Auch das für Bielefeld neuartige und ausgereifte Konzept zusammen mit dem vielversprechenden Standort im Herzen der Altstadt habe überzeugt. Damit gewann das Vorhaben schließlich auch das Vertrauen der Bürgschaftsbank, obwohl die Gründerinnen kein Eigenkapital mitbrachten. „Das ist eigentlich nicht die Regel“, sagt Siepke. In diesem Fall kam hinzu, dass der Vermieter einen Teil der hohen Umbaukosten übernahm und damit quasi als weiterer Geldgeber mit ins Boot stieg. „Nur in dieser Konstellation konnten wir die Gründung in einer herausfordernden Branche wie der Gastronomie überhaupt finanzieren“, erklärt die Finanzexpertin.

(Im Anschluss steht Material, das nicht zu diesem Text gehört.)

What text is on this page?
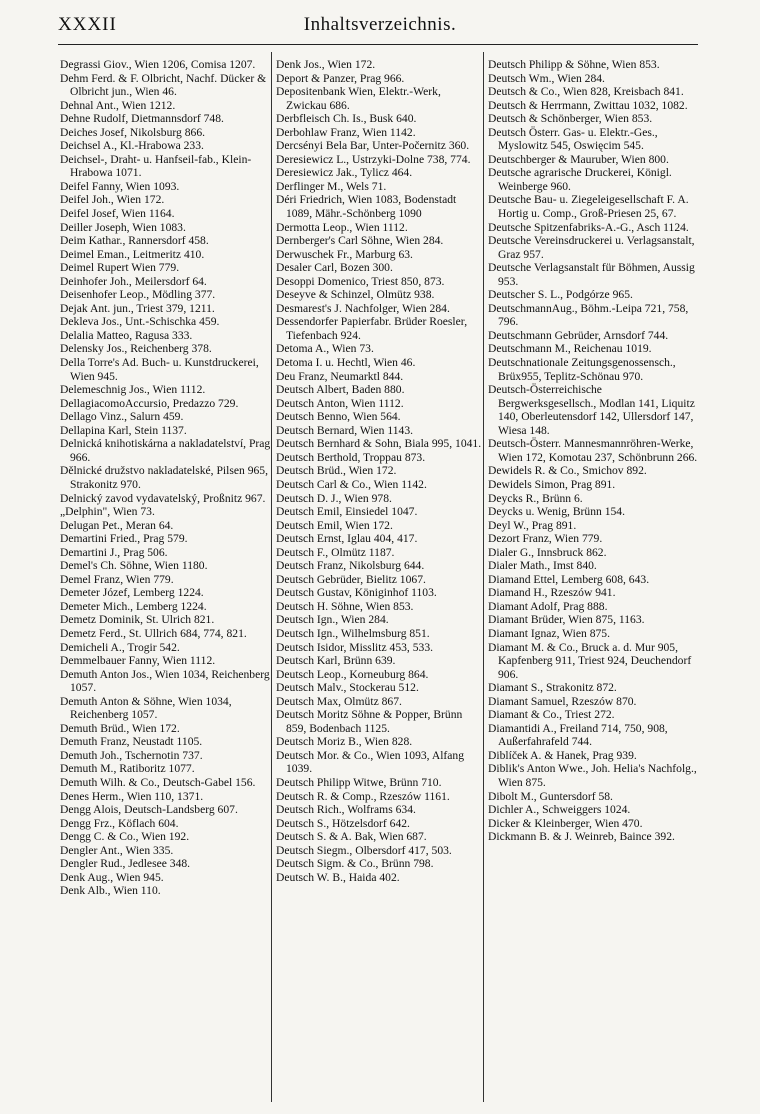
XXXII	Inhaltsverzeichnis.

Degrassi Giov., Wien 1206, Comisa 1207.

Dehm Ferd. & F. Olbricht, Nachf. Dücker & Olbricht jun., Wien 46.

Dehnal Ant., Wien 1212.

Dehne Rudolf, Dietmannsdorf 748.

Deiches Josef, Nikolsburg 866.

Deichsel A., Kl.-Hrabowa 233.

Deichsel-, Draht- u. Hanfseil-fab., Klein-Hrabowa 1071.

Deifel Fanny, Wien 1093.

Deifel Joh., Wien 172.

Deifel Josef, Wien 1164.

Deiller Joseph, Wien 1083.

Deim Kathar., Rannersdorf 458.

Deimel Eman., Leitmeritz 410.

Deimel Rupert Wien 779.

Deinhofer Joh., Meilersdorf 64.

Deisenhofer Leop., Mödling 377.

Dejak Ant. jun., Triest 379, 1211.

Dekleva Jos., Unt.-Schischka 459.

Delalia Matteo, Ragusa 333.

Delensky Jos., Reichenberg 378.

Della Torre's Ad. Buch- u. Kunstdruckerei, Wien 945.

Delemeschnig Jos., Wien 1112.

DellagiacomoAccursio, Predazzo 729.

Dellago Vinz., Salurn 459.

Dellapina Karl, Stein 1137.

Delnická knihotiskárna a nakladatelství, Prag 966.

Dělnické družstvo nakladatelské, Pilsen 965, Strakonitz 970.

Delnický zavod vydavatelský, Proßnitz 967.

„Delphin", Wien 73.

Delugan Pet., Meran 64.

Demartini Fried., Prag 579.

Demartini J., Prag 506.

Demel's Ch. Söhne, Wien 1180.

Demel Franz, Wien 779.

Demeter Józef, Lemberg 1224.

Demeter Mich., Lemberg 1224.

Demetz Dominik, St. Ulrich 821.

Demetz Ferd., St. Ullrich 684, 774, 821.

Demicheli A., Trogir 542.

Demmelbauer Fanny, Wien 1112.

Demuth Anton Jos., Wien 1034, Reichenberg 1057.

Demuth Anton & Söhne, Wien 1034, Reichenberg 1057.

Demuth Brüd., Wien 172.

Demuth Franz, Neustadt 1105.

Demuth Joh., Tschernotin 737.

Demuth M., Ratiboritz 1077.

Demuth Wilh. & Co., Deutsch-Gabel 156.

Denes Herm., Wien 110, 1371.

Dengg Alois, Deutsch-Landsberg 607.

Dengg Frz., Köflach 604.

Dengg C. & Co., Wien 192.

Dengler Ant., Wien 335.

Dengler Rud., Jedlesee 348.

Denk Aug., Wien 945.

Denk Alb., Wien 110.

Denk Jos., Wien 172.

Deport & Panzer, Prag 966.

Depositenbank Wien, Elektr.-Werk, Zwickau 686.

Derbfleisch Ch. Is., Busk 640.

Derbohlaw Franz, Wien 1142.

Dercsényi Bela Bar, Unter-Počernitz 360.

Deresiewicz L., Ustrzyki-Dolne 738, 774.

Deresiewicz Jak., Tylicz 464.

Derflinger M., Wels 71.

Déri Friedrich, Wien 1083, Bodenstadt 1089, Mähr.-Schönberg 1090

Dermotta Leop., Wien 1112.

Dernberger's Carl Söhne, Wien 284.

Derwuschek Fr., Marburg 63.

Desaler Carl, Bozen 300.

Desoppi Domenico, Triest 850, 873.

Deseyve & Schinzel, Olmütz 938.

Desmarest's J. Nachfolger, Wien 284.

Dessendorfer Papierfabr. Brüder Roesler, Tiefenbach 924.

Detoma A., Wien 73.

Detoma I. u. Hechtl, Wien 46.

Deu Franz, Neumarktl 844.

Deutsch Albert, Baden 880.

Deutsch Anton, Wien 1112.

Deutsch Benno, Wien 564.

Deutsch Bernard, Wien 1143.

Deutsch Bernhard & Sohn, Biala 995, 1041.

Deutsch Berthold, Troppau 873.

Deutsch Brüd., Wien 172.

Deutsch Carl & Co., Wien 1142.

Deutsch D. J., Wien 978.

Deutsch Emil, Einsiedel 1047.

Deutsch Emil, Wien 172.

Deutsch Ernst, Iglau 404, 417.

Deutsch F., Olmütz 1187.

Deutsch Franz, Nikolsburg 644.

Deutsch Gebrüder, Bielitz 1067.

Deutsch Gustav, Königinhof 1103.

Deutsch H. Söhne, Wien 853.

Deutsch Ign., Wien 284.

Deutsch Ign., Wilhelmsburg 851.

Deutsch Isidor, Misslitz 453, 533.

Deutsch Karl, Brünn 639.

Deutsch Leop., Korneuburg 864.

Deutsch Malv., Stockerau 512.

Deutsch Max, Olmütz 867.

Deutsch Moritz Söhne & Popper, Brünn 859, Bodenbach 1125.

Deutsch Moriz B., Wien 828.

Deutsch Mor. & Co., Wien 1093, Alfang 1039.

Deutsch Philipp Witwe, Brünn 710.

Deutsch R. & Comp., Rzeszów 1161.

Deutsch Rich., Wolframs 634.

Deutsch S., Hötzelsdorf 642.

Deutsch S. & A. Bak, Wien 687.

Deutsch Siegm., Olbersdorf 417, 503.

Deutsch Sigm. & Co., Brünn 798.

Deutsch W. B., Haida 402.

Deutsch Philipp & Söhne, Wien 853.

Deutsch Wm., Wien 284.

Deutsch & Co., Wien 828, Kreisbach 841.

Deutsch & Herrmann, Zwittau 1032, 1082.

Deutsch & Schönberger, Wien 853.

Deutsch Österr. Gas- u. Elektr.-Ges., Myslowitz 545, Oswięcim 545.

Deutschberger & Mauruber, Wien 800.

Deutsche agrarische Druckerei, Königl. Weinberge 960.

Deutsche Bau- u. Ziegeleigesellschaft F. A. Hortig u. Comp., Groß-Priesen 25, 67.

Deutsche Spitzenfabriks-A.-G., Asch 1124.

Deutsche Vereinsdruckerei u. Verlagsanstalt, Graz 957.

Deutsche Verlagsanstalt für Böhmen, Aussig 953.

Deutscher S. L., Podgórze 965.

DeutschmannAug., Böhm.-Leipa 721, 758, 796.

Deutschmann Gebrüder, Arnsdorf 744.

Deutschmann M., Reichenau 1019.

Deutschnationale Zeitungsgenossensch., Brüx955, Teplitz-Schönau 970.

Deutsch-Österreichische Bergwerksgesellsch., Modlan 141, Liquitz 140, Oberleutensdorf 142, Ullersdorf 147, Wiesa 148.

Deutsch-Österr. Mannesmannröhren-Werke, Wien 172, Komotau 237, Schönbrunn 266.

Dewidels R. & Co., Smichov 892.

Dewidels Simon, Prag 891.

Deycks R., Brünn 6.

Deycks u. Wenig, Brünn 154.

Deyl W., Prag 891.

Dezort Franz, Wien 779.

Dialer G., Innsbruck 862.

Dialer Math., Imst 840.

Diamand Ettel, Lemberg 608, 643.

Diamand H., Rzeszów 941.

Diamant Adolf, Prag 888.

Diamant Brüder, Wien 875, 1163.

Diamant Ignaz, Wien 875.

Diamant M. & Co., Bruck a. d. Mur 905, Kapfenberg 911, Triest 924, Deuchendorf 906.

Diamant S., Strakonitz 872.

Diamant Samuel, Rzeszów 870.

Diamant & Co., Triest 272.

Diamantidi A., Freiland 714, 750, 908, Außerfahrafeld 744.

Diblíček A. & Hanek, Prag 939.

Diblik's Anton Wwe., Joh. Helia's Nachfolg., Wien 875.

Dibolt M., Guntersdorf 58.

Dichler A., Schweiggers 1024.

Dicker & Kleinberger, Wien 470.

Dickmann B. & J. Weinreb, Baince 392.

Erfolgreich dank definierter Zielgruppe
Zwei Jahre nach der Eröffnung gibt der Erfolg den jungen Gründerinnen recht: Mit ihrem Konzept haben sie nicht nur bei jungen Frauen, die sich gesundheitsbewusst ernähren wollen, eine Marktlücke getroffen. „Mittlerweile haben wir viele Stammgäste aller Altersstufen, so dass ich mich hier oft wie in einer großen Familie fühle“, erzählt Wemmel. Vieles läuft inzwischen rund, dennoch fordert der Alltag Kraft. Mittelfristig wollen die beiden Gründerinnen sich etwas stärker aus dem operativen Geschäft zurückziehen und Verantwortung abgeben. Die Einstellung einer Service- und einer Küchenleitung stehen auf dem Plan. „Bei allem Stress genieße ich es hier jeden Tag unser eigenes Business zu haben und keine Vorgesetzten mehr“, sagt Christin Wemmel zum Abschluss. Dann ist das Gespräch auch schon vorbei. Sie greift nach dem leeren Kuchenteller und verschwindet wieder hinter der Theke – zurück an die Arbeit.